Il governo austriaco ha trovato un accordo sul suicidio assistito: la nuova legge entrerà in vigore nel 2022. Lo scorso dicembre la Corte costituzionale di Vienna aveva dichiarato incostituzionale la punibilità del suicidio assistito. Il reato – così la Corte suprema – era in contrasto con il diritto all’autodeterminazione. Il Parlamento ha tempo fino al primo gennaio 2022 per delineare la nuova cornice normativa, altrimenti il suicidio assistito diventerà legale anche senza una legge. Così anche Vienna supera l’Italia: a Roma il ddl sul suicidio assistito è fermo alla Camera, l’approdo in Aula è ancora slittato perché mancano i pareri del governo. Nel frattempo sono passati tre anni dalla sentenza della nostra Consulta che ha chiesto al Parlamento di esprimersi per colmare il vuoto normativo.
La nuova legge austriaca garantisce la protezione penale per chi “aiuta le persone gravemente malate a decidere di morire con dignità“. La norma quindi riconosce il diritto delle persone di decidere sul fine vita, di porre fine volontariamente alle loro sofferenze. Dall’altro lato, però, vengono definiti i criteri per accedere al suicidio assistito. Questa possibilità è prevista sole per le persone che soffrono di malattie gravi, le cui conseguenze “compromettono permanentemente il modo di vivere”. Quindi i pazienti terminali e quelli affetti da gravissime patologie senza possibilità di guarigione potranno ricevere tramite le farmacie un farmaco letale. I minorenni sono esplicitamente esclusi. Contemporaneamente sarà ampliata la rete di centri palliativi.

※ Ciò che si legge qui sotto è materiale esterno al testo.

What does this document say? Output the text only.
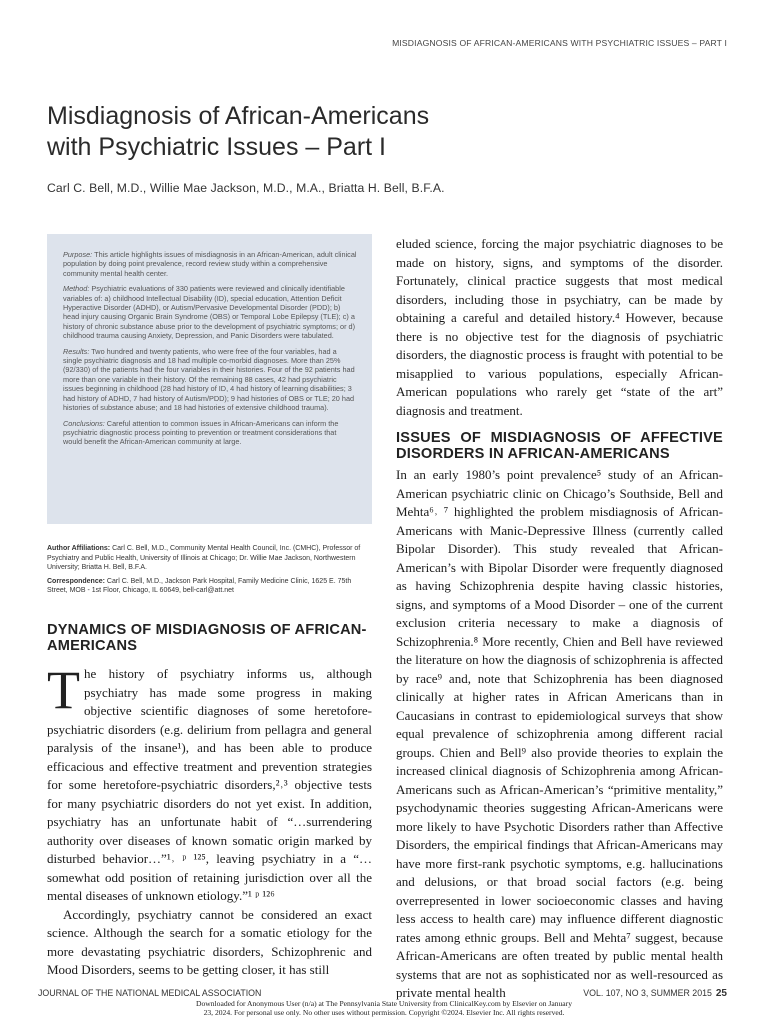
MISDIAGNOSIS OF AFRICAN-AMERICANS WITH PSYCHIATRIC ISSUES – PART I
Misdiagnosis of African-Americans
with Psychiatric Issues – Part I
Carl C. Bell, M.D., Willie Mae Jackson, M.D., M.A., Briatta H. Bell, B.F.A.

Purpose: This article highlights issues of misdiagnosis in an African-American, adult clinical population by doing point prevalence, record review study within a comprehensive community mental health center.

Method: Psychiatric evaluations of 330 patients were reviewed and clinically identifiable variables of: a) childhood Intellectual Disability (ID), special education, Attention Deficit Hyperactive Disorder (ADHD), or Autism/Pervasive Developmental Disorder (PDD); b) head injury causing Organic Brain Syndrome (OBS) or Temporal Lobe Epilepsy (TLE); c) a history of chronic substance abuse prior to the development of psychiatric symptoms; or d) childhood trauma causing Anxiety, Depression, and Panic Disorders were tabulated.

Results: Two hundred and twenty patients, who were free of the four variables, had a single psychiatric diagnosis and 18 had multiple co-morbid diagnoses. More than 25% (92/330) of the patients had the four variables in their histories. Four of the 92 patients had more than one variable in their history. Of the remaining 88 cases, 42 had psychiatric issues beginning in childhood (28 had history of ID, 4 had history of learning disabilities; 3 had history of ADHD, 7 had history of Autism/PDD); 9 had histories of OBS or TLE; 20 had histories of substance abuse; and 18 had histories of extensive childhood trauma).

Conclusions: Careful attention to common issues in African-Americans can inform the psychiatric diagnostic process pointing to prevention or treatment considerations that would benefit the African-American community at large.

Author Affiliations: Carl C. Bell, M.D., Community Mental Health Council, Inc. (CMHC), Professor of Psychiatry and Public Health, University of Illinois at Chicago; Dr. Willie Mae Jackson, Northwestern University; Briatta H. Bell, B.F.A.

Correspondence: Carl C. Bell, M.D., Jackson Park Hospital, Family Medicine Clinic, 1625 E. 75th Street, MOB - 1st Floor, Chicago, IL 60649, bell-carl@att.net

DYNAMICS OF MISDIAGNOSIS OF AFRICAN-AMERICANS

The history of psychiatry informs us, although psychiatry has made some progress in making objective scientific diagnoses of some heretofore-psychiatric disorders (e.g. delirium from pellagra and general paralysis of the insane¹), and has been able to produce efficacious and effective treatment and prevention strategies for some heretofore-psychiatric disorders,²˒³ objective tests for many psychiatric disorders do not yet exist. In addition, psychiatry has an unfortunate habit of “…surrendering authority over diseases of known somatic origin marked by disturbed behavior…”¹˒ ᵖ ¹²⁵, leaving psychiatry in a “…somewhat odd position of retaining jurisdiction over all the mental diseases of unknown etiology.”¹ ᵖ ¹²⁶

Accordingly, psychiatry cannot be considered an exact science. Although the search for a somatic etiology for the more devastating psychiatric disorders, Schizophrenic and Mood Disorders, seems to be getting closer, it has still

eluded science, forcing the major psychiatric diagnoses to be made on history, signs, and symptoms of the disorder. Fortunately, clinical practice suggests that most medical disorders, including those in psychiatry, can be made by obtaining a careful and detailed history.⁴ However, because there is no objective test for the diagnosis of psychiatric disorders, the diagnostic process is fraught with potential to be misapplied to various populations, especially African-American populations who rarely get “state of the art” diagnosis and treatment.

ISSUES OF MISDIAGNOSIS OF AFFECTIVE DISORDERS IN AFRICAN-AMERICANS

In an early 1980’s point prevalence⁵ study of an African-American psychiatric clinic on Chicago’s Southside, Bell and Mehta⁶˒ ⁷ highlighted the problem misdiagnosis of African-Americans with Manic-Depressive Illness (currently called Bipolar Disorder). This study revealed that African-American’s with Bipolar Disorder were frequently diagnosed as having Schizophrenia despite having classic histories, signs, and symptoms of a Mood Disorder – one of the current exclusion criteria necessary to make a diagnosis of Schizophrenia.⁸ More recently, Chien and Bell have reviewed the literature on how the diagnosis of schizophrenia is affected by race⁹ and, note that Schizophrenia has been diagnosed clinically at higher rates in African Americans than in Caucasians in contrast to epidemiological surveys that show equal prevalence of schizophrenia among different racial groups. Chien and Bell⁹ also provide theories to explain the increased clinical diagnosis of Schizophrenia among African-Americans such as African-American’s “primitive mentality,” psychodynamic theories suggesting African-Americans were more likely to have Psychotic Disorders rather than Affective Disorders, the empirical findings that African-Americans may have more first-rank psychotic symptoms, e.g. hallucinations and delusions, or that broad social factors (e.g. being overrepresented in lower socioeconomic classes and having less access to health care) may influence different diagnostic rates among ethnic groups. Bell and Mehta⁷ suggest, because African-Americans are often treated by public mental health systems that are not as sophisticated nor as well-resourced as private mental health

JOURNAL OF THE NATIONAL MEDICAL ASSOCIATION	VOL. 107, NO 3, SUMMER 2015 25
Downloaded for Anonymous User (n/a) at The Pennsylvania State University from ClinicalKey.com by Elsevier on January
23, 2024. For personal use only. No other uses without permission. Copyright ©2024. Elsevier Inc. All rights reserved.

È prevista la possibilità di redigere un testamento, simile alle nostre DAT (Disposizioni Anticipate di Trattamento), che serva come prova della decisione individuale di ricorrere al suicidio assistito. La domanda va presentata presso un notaio oppure un ‘difensore civico dei pazienti’. Inoltre, è obbligatoria la visita di almeno due medici, di cui uno deve avere la specializzazione per le cure palliative. Va documentata anche la capacità di intendere e volere del paziente. Nel caso che uno dei due medici abbia dei dubbi, va coinvolto anche uno psichiatra oppure uno psicologo. E’ inoltre previsto un arco temporale minimo di dodici settimane. In caso di pazienti terminali nell’ultimo stadio il periodo d’attesa può essere ridotto in via eccezionale a due settimane.